Phase 4 (Polish) — Mostly Missing

Feature Status
Tab detach/reattach Not implemented (Session Manager unwired)
Tab drag-to-reorder Not implemented
Tab badges (PROD/ROOT/DEV) isRootUser() hardcoded false
Theme application ThemePicker selects, persists name, but never passes theme to xterm.js
Per-connection theme Not implemented
Custom theme creation Not implemented
Vault management UI No standalone UI; keys/passwords created inline in ConnectionEditDialog
Host key management UI HostKeyDialog.vue exists, not wired
Keyboard shortcuts Only Ctrl+K works. No Ctrl+T/W/Tab/1-9/B/Shift+D/F11/F
Connection history connection_history table not in migrations
First-run .mobaconf auto-detect Manual import only
Workspace crash recovery Go code exists, never wired

Unused Dependencies

Package Declared In Actually Used
naive-ui package.json Zero components imported anywhere — entire UI is hand-rolled Tailwind
@xterm/addon-webgl package.json Never imported — FitAddon/SearchAddon/WebLinksAddon are used

Phase Completion Assessment

Phase Scope Completion Notes
1: Foundation Vault, connections, SQLite, themes, scaffold ~90% Plugin registry is empty scaffolding
2: SSH + SFTP SSH terminal, SFTP sidebar, CWD, CodeMirror ~40% SSH works; SFTP browse/read works; upload/download/delete/mkdir/CWD all missing
3: RDP FreeRDP3, canvas, input, clipboard ~70% Code is real and impressive; clipboard is a no-op
4: Polish Command palette, detach, themes, import, shortcuts ~15% Command palette partial; everything else missing or cosmetic

Architectural Observations

The "Parallel Systems" Problem

The codebase has a recurring pattern: a service is fully implemented in isolation but never integrated with the services it depends on or that depend on it.

  • session.Manager and ssh.SSHService both track sessions independently
  • HostKeyStore and SSHService.Connect() both exist but aren't connected
  • CWDTracker and the SFTP sidebar both exist but aren't connected
  • WorkspaceService exists but nothing calls it
  • plugin.Registry exists but nothing registers with it

This suggests the XOs worked on individual packages in isolation without doing the integration pass that connects them into a working system.
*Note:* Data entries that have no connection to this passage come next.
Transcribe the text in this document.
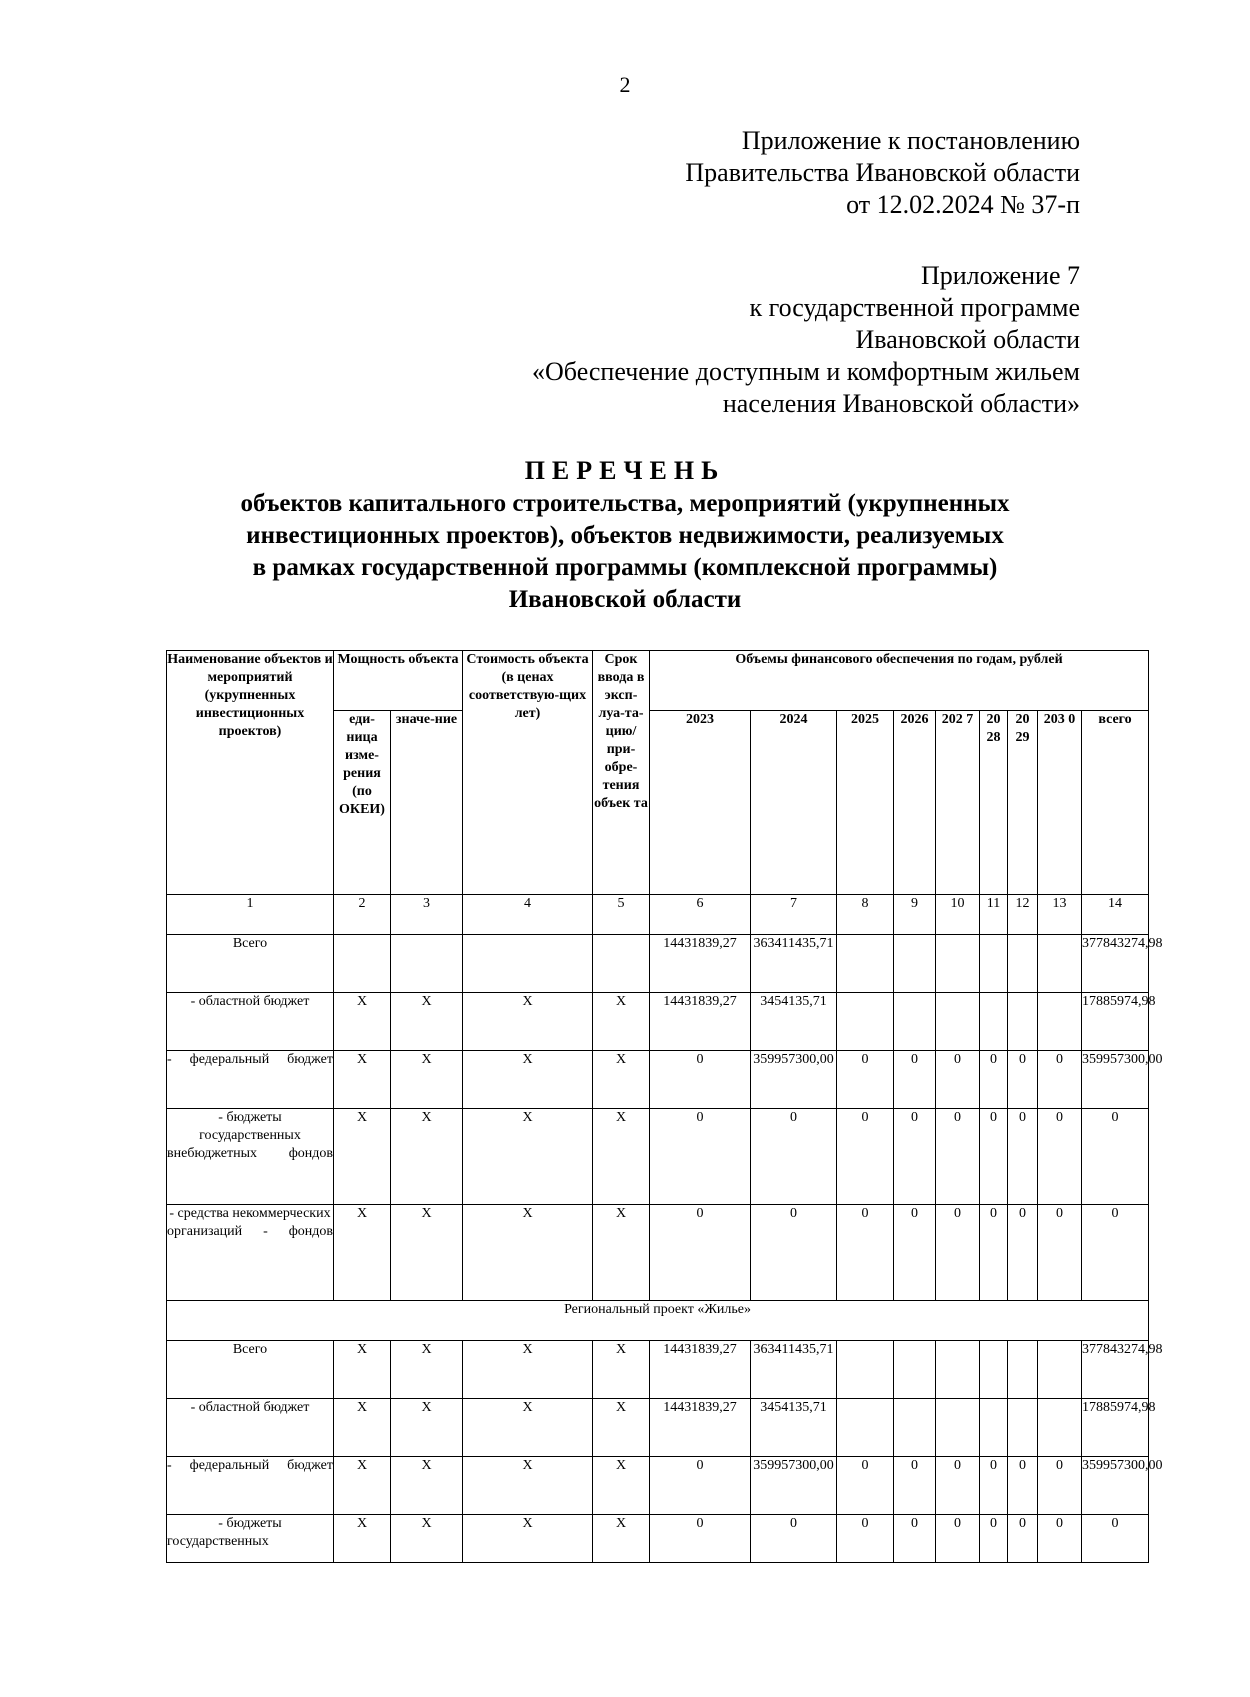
2
Приложение к постановлению
Правительства Ивановской области
от 12.02.2024 № 37-п
Приложение 7
к государственной программе
Ивановской области
«Обеспечение доступным и комфортным жильем
населения Ивановской области»
ПЕРЕЧЕНЬ
объектов капитального строительства, мероприятий (укрупненных
инвестиционных проектов), объектов недвижимости, реализуемых
в рамках государственной программы (комплексной программы)
Ивановской области
Наименование объектов и мероприятий (укрупненных инвестиционных проектов)	Мощность объекта		Стоимость объекта (в ценах соответствую-щих лет)	Срок ввода в эксп-луа-та-цию/ при-обре-тения объек та	Объемы финансового обеспечения по годам, рублей								
	еди-ница изме-рения (по ОКЕИ)	значе-ние			2023	2024	2025	2026	202 7	20 28	20 29	203 0	всего
1	2	3	4	5	6	7	8	9	10	11	12	13	14
Всего					14431839,27	363411435,71							377843274,98
- областной бюджет	X	X	X	X	14431839,27	3454135,71							17885974,98
- федеральный бюджет	X	X	X	X	0	359957300,00	0	0	0	0	0	0	359957300,00
- бюджеты государственных внебюджетных фондов	X	X	X	X	0	0	0	0	0	0	0	0	0
- средства некоммерческих организаций - фондов	X	X	X	X	0	0	0	0	0	0	0	0	0
Региональный проект «Жилье»													
Всего	X	X	X	X	14431839,27	363411435,71							377843274,98
- областной бюджет	X	X	X	X	14431839,27	3454135,71							17885974,98
- федеральный бюджет	X	X	X	X	0	359957300,00	0	0	0	0	0	0	359957300,00
- бюджеты государственных	X	X	X	X	0	0	0	0	0	0	0	0	0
The "Rendered But Not Wired" Problem

The frontend has multiple UI elements that look functional but have no behavior:

  • 4 SFTP toolbar buttons with no @click handlers
  • "Follow terminal folder" checkbox bound to a ref that nothing updates
  • TransferProgress.vue that never receives transfer data
  • HostKeyDialog.vue that's never shown
  • Theme selection that persists a name but doesn't change terminal colors

This creates a deceptive impression of completeness when demoing the app.

What Was Done Well

  • Vault encryption is properly implemented (Argon2id + AES-256-GCM with versioned format)
  • FreeRDP3 purego bindings are genuinely impressive — full DLL integration without CGo
  • SSH service core is solid (after the encoding fixes)
  • Connection manager with groups, search, and tag filtering works well
  • MobaXTerm importer correctly parses the .mobaconf format
  • Auto-updater with SHA256 verification is production-ready

Priority Fix Order (Recommended)

  1. SFTP toolbar buttons — wire upload/download/delete/mkdir. The Go SFTPService already has all these methods. Just needs @click handlers in FileTree.vue.
  2. Host key verification — wire HostKeyStore into SSHService.Connect(). Security gap.
  3. CWD following — wire CWDTracker into the SSH read loop. This is MobaXTerm's killer differentiator.
  4. Theme application — pass selected theme to terminal.options.theme. One line of code.
  5. Session Manager integration — call sessionMgr.Create() on connect. Prerequisite for tab detach.
  6. Editor in separate window — requires Go-side application.NewWebviewWindow() + dedicated route.
  7. Keyboard shortcuts — straightforward handleKeydown additions in MainLayout.vue.
  8. Workspace restore — wire WorkspaceService into app lifecycle.